Mais il faudrait multiplier les projets de ce type ou en élargir la portée. « À l’échelle planétaire, 1,5 milliard d’êtres humains vivent dans une région en conflit dont environ la moitié sont des jeunes », poursuit Ferid Belhaj. « À lui seul, l’Iraq compte quelque 19 millions de jeunes âgés de 15 à 24 ans, que ces dix années de conflit et de dissensions confessionnelles ont touché de manière disproportionnée. » À 30 %, le chômage des jeunes Iraquiens est élevé. Mais les statistiques pour les 15-29 ans qui ne sont ni à l’école, ni au travail, ni en formation sont encore plus impressionnantes : 72 % de femmes environ et 18 % d’hommes dont la plupart attendent, comme Mustafa et Rania, de pouvoir saisir leur chance.
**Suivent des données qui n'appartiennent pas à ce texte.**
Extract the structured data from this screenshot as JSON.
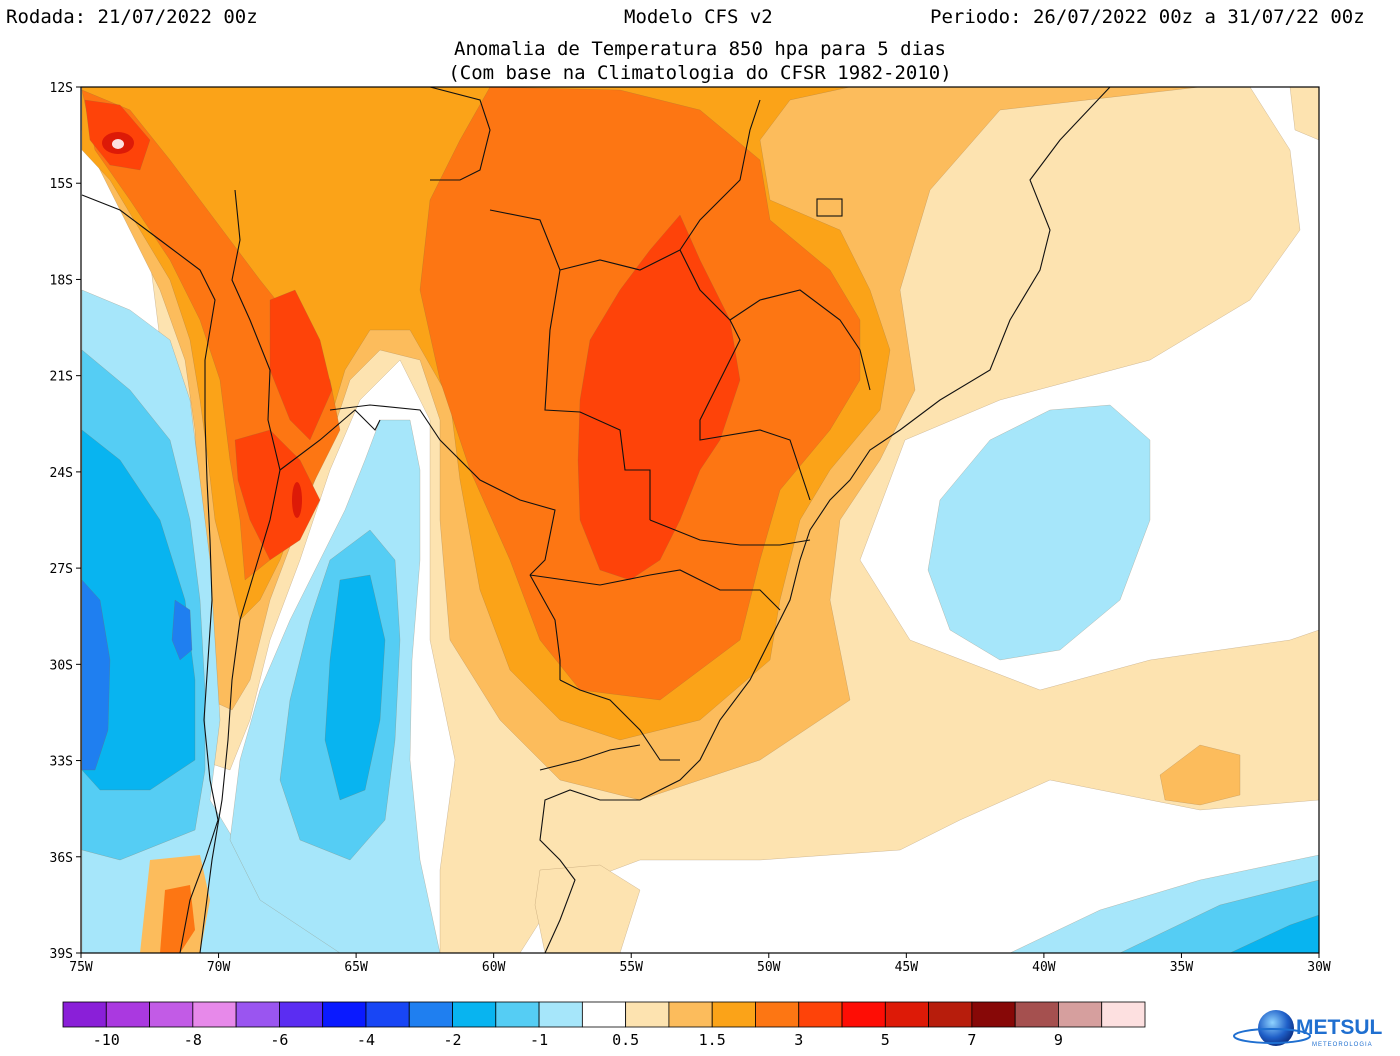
{
  "header": {
    "rodada": "Rodada: 21/07/2022 00z",
    "modelo": "Modelo CFS v2",
    "periodo": "Periodo: 26/07/2022 00z a 31/07/22 00z",
    "title_line1": "Anomalia de Temperatura 850 hpa para 5 dias",
    "title_line2": "(Com base na Climatologia do CFSR 1982-2010)"
  },
  "map": {
    "lat_labels": [
      "12S",
      "15S",
      "18S",
      "21S",
      "24S",
      "27S",
      "30S",
      "33S",
      "36S",
      "39S"
    ],
    "lon_labels": [
      "75W",
      "70W",
      "65W",
      "60W",
      "55W",
      "50W",
      "45W",
      "40W",
      "35W",
      "30W"
    ],
    "extent": {
      "lon": [
        -75,
        -30
      ],
      "lat": [
        -12,
        -39
      ]
    }
  },
  "colorbar": {
    "labels": [
      "-10",
      "-8",
      "-6",
      "-4",
      "-2",
      "-1",
      "0.5",
      "1.5",
      "3",
      "5",
      "7",
      "9"
    ],
    "colors": [
      "#8a1fd8",
      "#aa39e0",
      "#c25be6",
      "#e789ea",
      "#9a55f0",
      "#5b2df2",
      "#0a1aff",
      "#1846f5",
      "#1f7ff0",
      "#08b4f0",
      "#55cdf4",
      "#a6e6fa",
      "#ffffff",
      "#fde3b0",
      "#fcbc5c",
      "#fba318",
      "#fd7613",
      "#fe4309",
      "#fe0d05",
      "#dd1a07",
      "#b71d0c",
      "#870807",
      "#a5504f",
      "#d69f9e",
      "#fde0e0"
    ]
  },
  "palette": {
    "neg_deep": "#1f7ff0",
    "neg_mid": "#08b4f0",
    "neg_light": "#55cdf4",
    "neg_faint": "#a6e6fa",
    "pos_faint": "#fde3b0",
    "pos_light": "#fcbc5c",
    "pos_mid": "#fba318",
    "pos_strong": "#fd7613",
    "pos_deep": "#fe4309",
    "pos_peak": "#dd1a07"
  },
  "logo": {
    "text": "METSUL",
    "subtext": "METEOROLOGIA"
  }
}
Les institutions de développement ont un rôle à jouer pour leur offrir des débouchés. Une extension du projet est envisagée pour toucher près de 300 000 jeunes dans d’autres régions de l’Iraq et là où coexistent des communautés chiites, sunnites et kurdes. Il pourrait inclure d’autres volets, à l’instar d’un engagement avec les autorités locales.
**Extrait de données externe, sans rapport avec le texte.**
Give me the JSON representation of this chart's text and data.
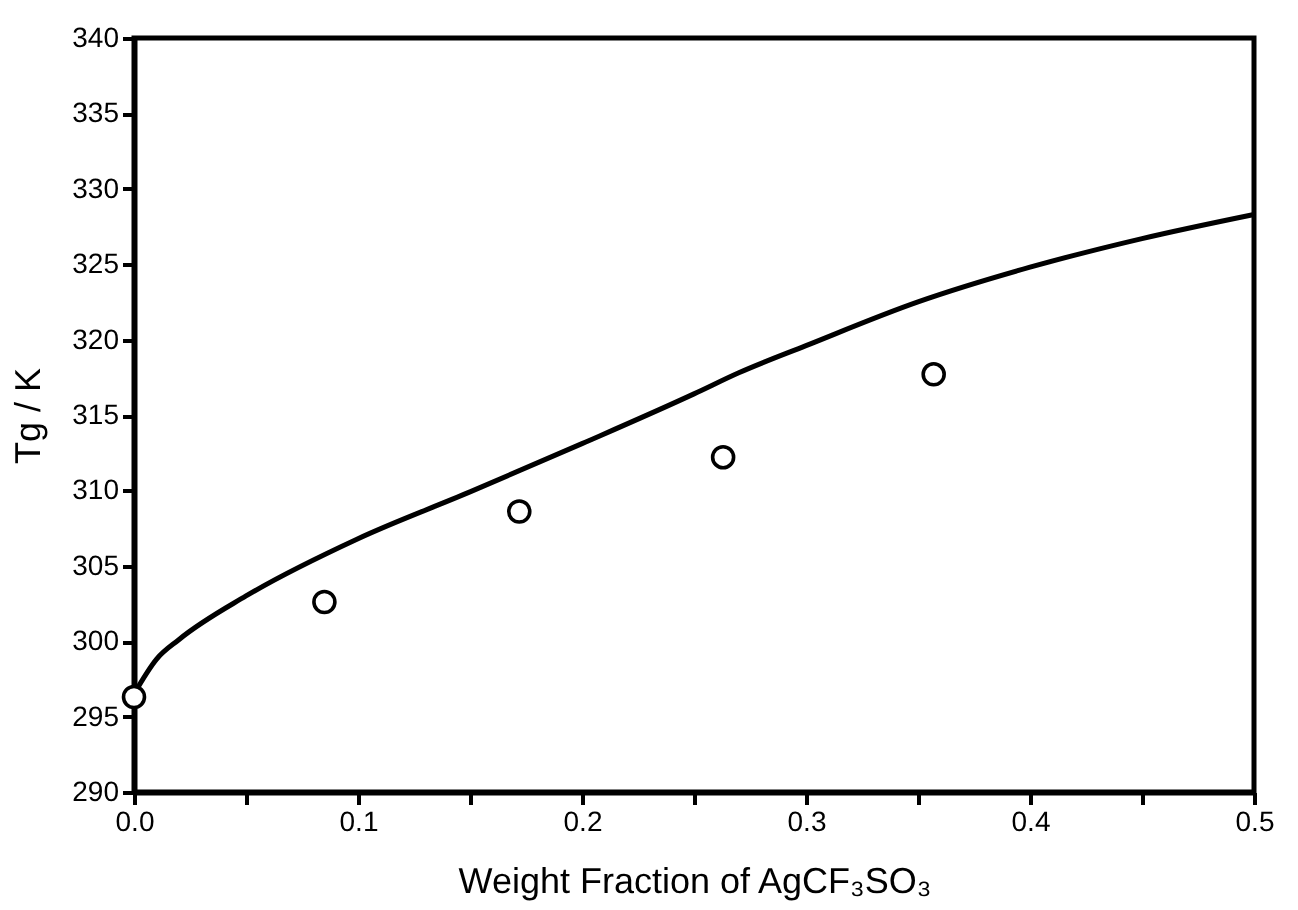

Au cœur de cette volonté d’élargir le projet, une évolution des perceptions : « Nous devons changer notre manière d’appréhender la jeunesse », estime Gloria La Cava, spécialiste en sciences sociales et chef d’équipe du projet à la Banque mondiale. « Nous avons tendance à ne voir dans les jeunes que des auteurs ou des victimes de violence, sans voir le rôle qu’ils pourraient jouer pour le développement et la stabilité », poursuit-elle. Pour cela, il faut les considérer comme un moyen pour parvenir à cette fin et investir en conséquence.

L’exemple de Rania et de Mustafa est un antidote au désespoir. Ils sont la preuve vivante que la résilience et la créativité n’ont pas disparu. Leur parcours témoigne de l’engagement et du dynamisme dont les jeunes peuvent faire preuve. Si l’on ne veut pas condamner les jeunes Iraquiens à une marginalisation économique et, éventuellement, à la radicalisation, il faut redonner de l’espoir à un maximum d’entre eux. Le projet déployé dans le sud de l’Iraq est le seul du pays à concerner la jeunesse. Le moment est venu de multiplier ces approches, en Iraq et partout où la stabilité est menacée.